S: You don’t need carbohydrates, you haven’t used enough energy

M: But I did my exercise and I haven’t eaten all day

S: You should have worked out harder, but you didn’t, because you’re lazy

M: I’m tired I just need to eat something, please

S: Fine, eat it, you lump. Eat the pizza, tell people you ate the pizza, but not too much, you always eat too much

M: I just have to eat one slice, I’ll just eat one slice, that’s all I need to do

S: Fat

M: I know

S: Worthless

M: I know. But I’m getting rid of you

S: I’m still here and there’s nothing you can do about it, you can’t even eat a slice of pizza without me, you fucking loser.

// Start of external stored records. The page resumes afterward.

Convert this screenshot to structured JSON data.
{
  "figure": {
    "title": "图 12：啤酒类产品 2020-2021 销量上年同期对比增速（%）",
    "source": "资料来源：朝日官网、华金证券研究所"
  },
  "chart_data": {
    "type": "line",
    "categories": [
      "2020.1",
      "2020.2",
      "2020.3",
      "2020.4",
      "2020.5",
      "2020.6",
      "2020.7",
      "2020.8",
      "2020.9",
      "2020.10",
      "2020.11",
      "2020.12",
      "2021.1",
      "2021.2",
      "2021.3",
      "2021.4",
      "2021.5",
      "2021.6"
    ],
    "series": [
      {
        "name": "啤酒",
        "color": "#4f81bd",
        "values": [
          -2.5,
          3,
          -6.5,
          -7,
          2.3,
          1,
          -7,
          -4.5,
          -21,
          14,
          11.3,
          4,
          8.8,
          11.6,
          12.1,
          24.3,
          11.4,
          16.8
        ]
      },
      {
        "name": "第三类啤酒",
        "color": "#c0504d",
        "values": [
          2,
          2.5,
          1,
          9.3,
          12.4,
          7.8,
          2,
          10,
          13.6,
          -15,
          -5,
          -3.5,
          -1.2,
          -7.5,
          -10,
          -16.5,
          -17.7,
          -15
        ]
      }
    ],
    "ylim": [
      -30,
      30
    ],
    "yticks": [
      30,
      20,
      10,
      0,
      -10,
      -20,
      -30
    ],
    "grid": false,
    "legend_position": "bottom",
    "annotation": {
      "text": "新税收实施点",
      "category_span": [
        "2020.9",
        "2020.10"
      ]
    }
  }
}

M: …But it’s just food, and I need it to live.

S: Yeah, and you need me to stop you from turning into the fuckin horrendous beast you were destined to be. You can’t do this without me. Eat the pizza, we’ll talk about it later.

M: Please just let me eat.

S: Shut up, don’t sit down…

(Obviously these are both scenarios that I’m making up as I type, but I also have over 2 decades of experience with living under the spell of Slug, as well as 10 years of working towards remission, so… there’s that. )

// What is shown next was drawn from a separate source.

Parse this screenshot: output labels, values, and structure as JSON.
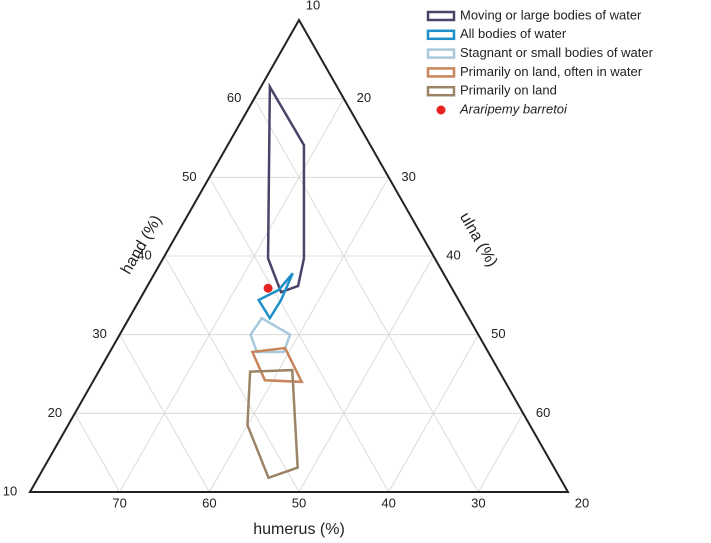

The main point I’m trying to make however is that if you’re continuing to focus mostly on food in your recovery, you are simply repeating the same patterns, just in a slightly different colour. Kind of like that blue/black/gold/cream dress that broke the internet a few years ago. It’s the same bloody thing. 

Does a mountain climber challenge the mountain? No. The climber challenges their ability to climb and the various techniques, equipment, and thought patterns that are guiding them. Does a rally driver challenge the track? No. Does the computer programmer challenge the computer? No. Am I challenging my kitchen when I whip up a meal? No.

We are challenging what we believe to be the truth, and what we think we know, and are capable of. Our intent is the difference here. If you are truly wanting to get on the path to mental wealth, then stop focusing on the food and start focusing on you, because that after all, is where the ‘mental’ part of that situation lives.

TLDR; Food is not our enemy. Our thoughts are. Focus your attention on the intent behind your decisions, not the delicious pizza.